Justiça arquiva investigação contra médico acusado de importunação sexual em Franca

A Justiça determinou o arquivamento da investigação que apurava uma denúncia de importunação sexual contra o médico João Batista de Rezende, de 67 anos, em Franca. A decisão foi tomada após o Ministério Público concluir que não havia provas suficientes para sustentar uma denúncia criminal. O caso teve início após uma paciente de 18 anos relatar que teria sido tocada de forma inadequada durante uma consulta na Unidade de Pronto Atendimento (UPA) do Jardim Aeroporto.

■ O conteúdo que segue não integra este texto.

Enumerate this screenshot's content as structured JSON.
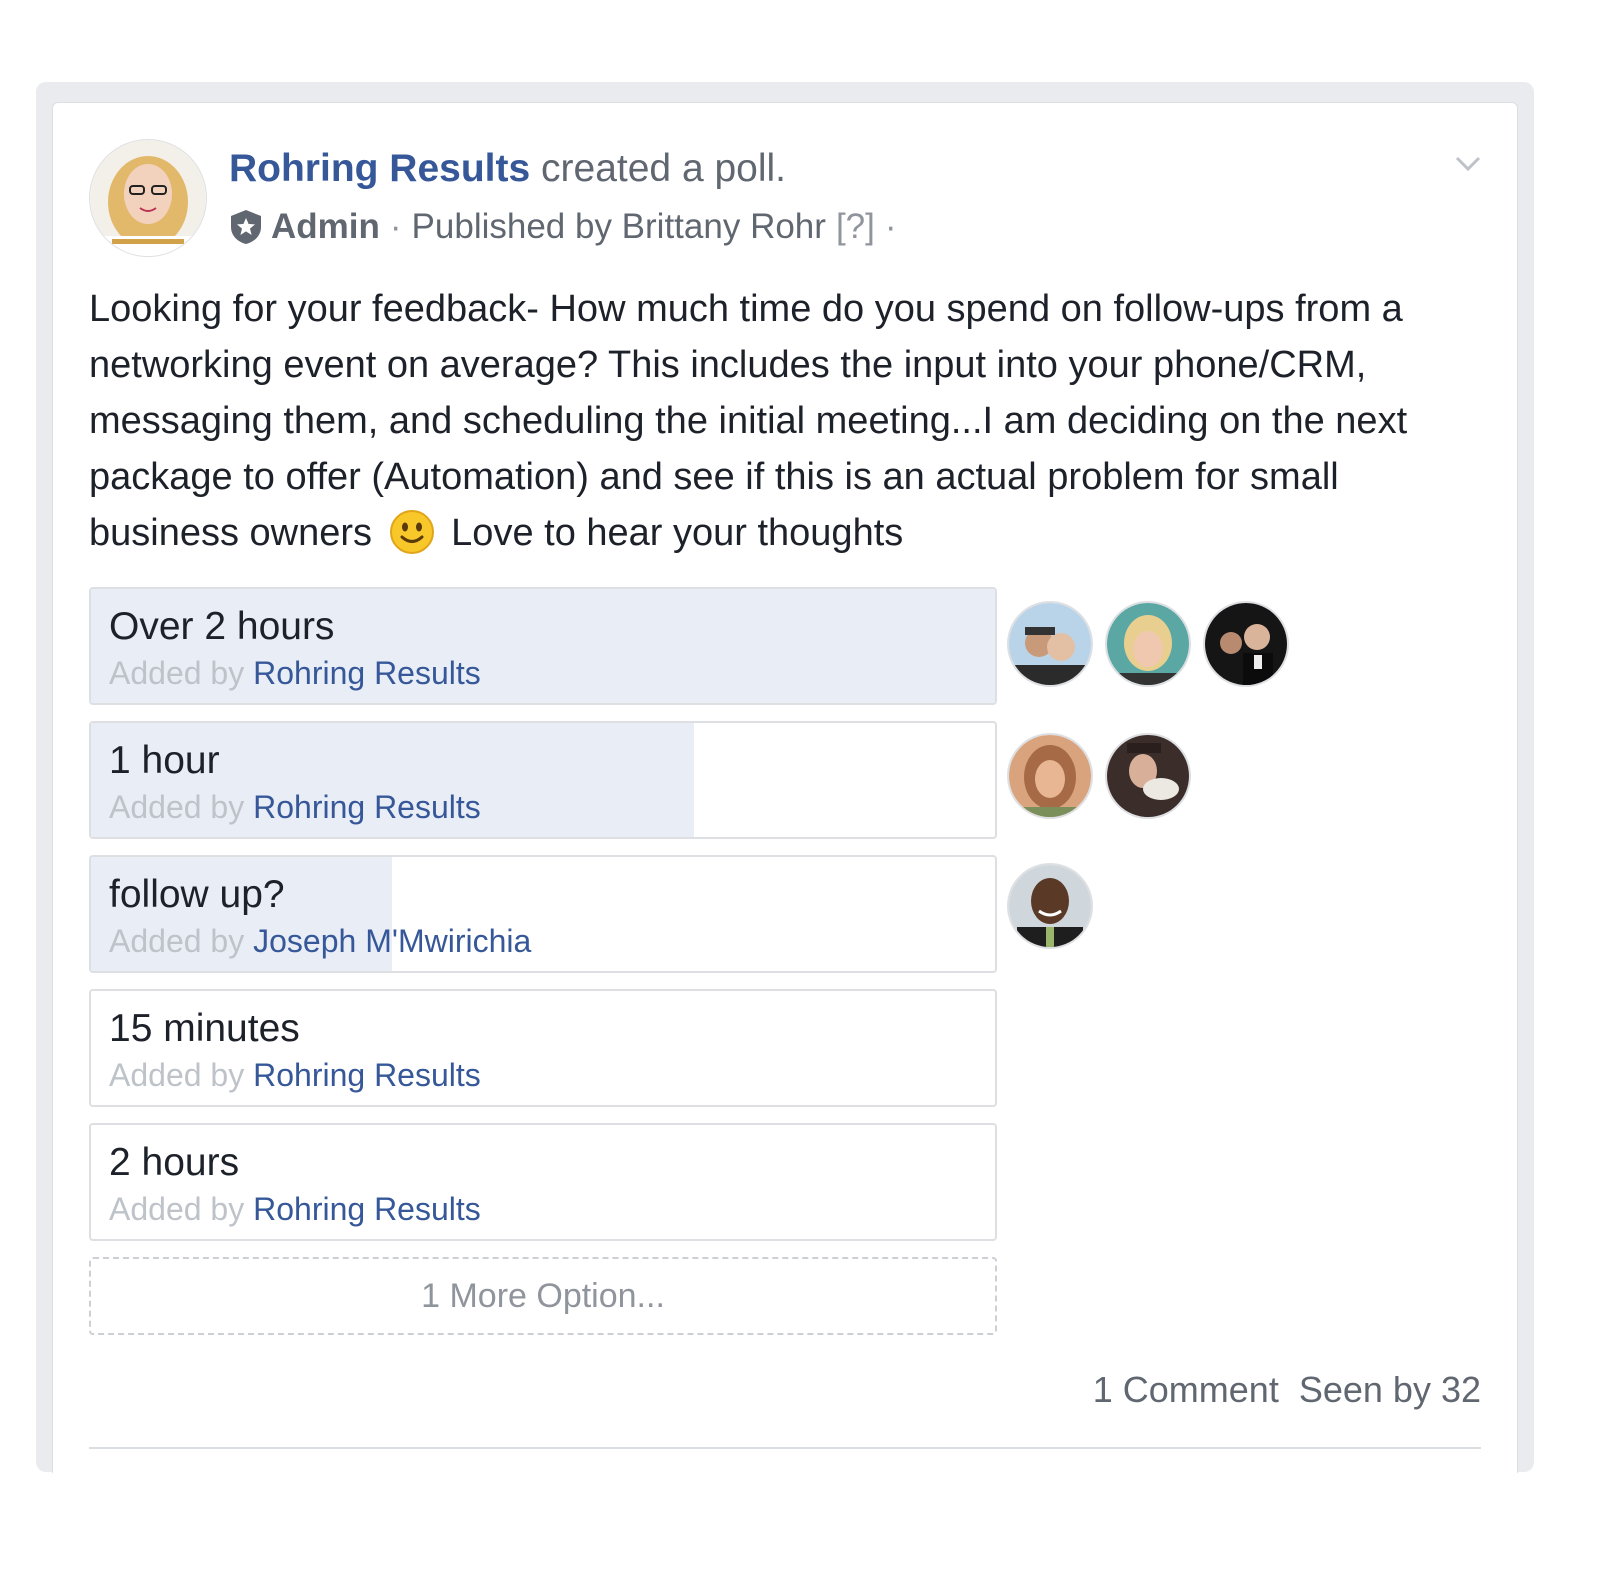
{
  "post": {
    "page_name": "Rohring Results",
    "action": " created a poll.",
    "role": "Admin",
    "published_prefix": "Published by Brittany Rohr",
    "help": "[?]",
    "text_before_emoji": "Looking for your feedback- How much time do you spend on follow-ups from a networking event on average? This includes the input into your phone/CRM, messaging them, and scheduling the initial meeting...I am deciding on the next package to offer (Automation) and see if this is an actual problem for small business owners",
    "text_after_emoji": "Love to hear your thoughts",
    "emoji": "slightly-smiling-face"
  },
  "poll": {
    "added_by_prefix": "Added by",
    "options": [
      {
        "label": "Over 2 hours",
        "added_by": "Rohring Results",
        "share": 1.0,
        "votes": 3
      },
      {
        "label": "1 hour",
        "added_by": "Rohring Results",
        "share": 0.667,
        "votes": 2
      },
      {
        "label": "follow up?",
        "added_by": "Joseph M'Mwirichia",
        "share": 0.333,
        "votes": 1
      },
      {
        "label": "15 minutes",
        "added_by": "Rohring Results",
        "share": 0,
        "votes": 0
      },
      {
        "label": "2 hours",
        "added_by": "Rohring Results",
        "share": 0,
        "votes": 0
      }
    ],
    "more_options": "1 More Option..."
  },
  "footer": {
    "comments": "1 Comment",
    "seen": "Seen by 32"
  },
  "colors": {
    "link": "#365899",
    "fill": "#e9edf6",
    "muted": "#606770"
  }
}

O arquivamento foi autorizado pelo juiz das garantias Nemércio Rodrigues Marques, atendendo ao pedido apresentado pela Promotoria.
Durante a investigação, a jovem afirmou que procurou atendimento médico por causa de uma forte dor de garganta e que, durante o exame, o profissional teria colocado a mão por dentro de sua roupa e tocado a região dos seios. O médico negou a acusação e declarou que apenas realizou procedimentos clínicos de rotina para avaliar o estado de saúde da paciente. Segundo o Ministério Público, os depoimentos colhidos apresentaram versões divergentes e não foram encontrados elementos externos capazes de confirmar a versão apresentada pela denunciante.
De acordo com o parecer da Promotoria, as imagens das câmeras de segurança da unidade não permitiram esclarecer o que ocorreu dentro do consultório. Os laudos periciais apontaram limitações técnicas, como baixa qualidade das gravações, distância das câmeras e obstáculos visuais, o que impossibilitou uma conclusão sobre o suposto ato. O Ministério Público também destacou a ausência de testemunhas presenciais, exames periciais ou outros elementos objetivos que pudessem comprovar que houve conduta com finalidade sexual durante o atendimento médico.
Apesar do arquivamento, o caso ainda pode ter novos desdobramentos. O advogado da paciente informou que apresentou manifestação contrária à decisão e solicitou que o procedimento seja analisado por uma instância revisora do Ministério Público. Já a defesa do médico afirmou que recebeu a decisão com tranquilidade e destacou que a investigação não encontrou provas capazes de sustentar a acusação. Em nota, a Prefeitura de Franca informou que já iniciou os trâmites para o retorno do profissional às atividades na rede pública de saúde.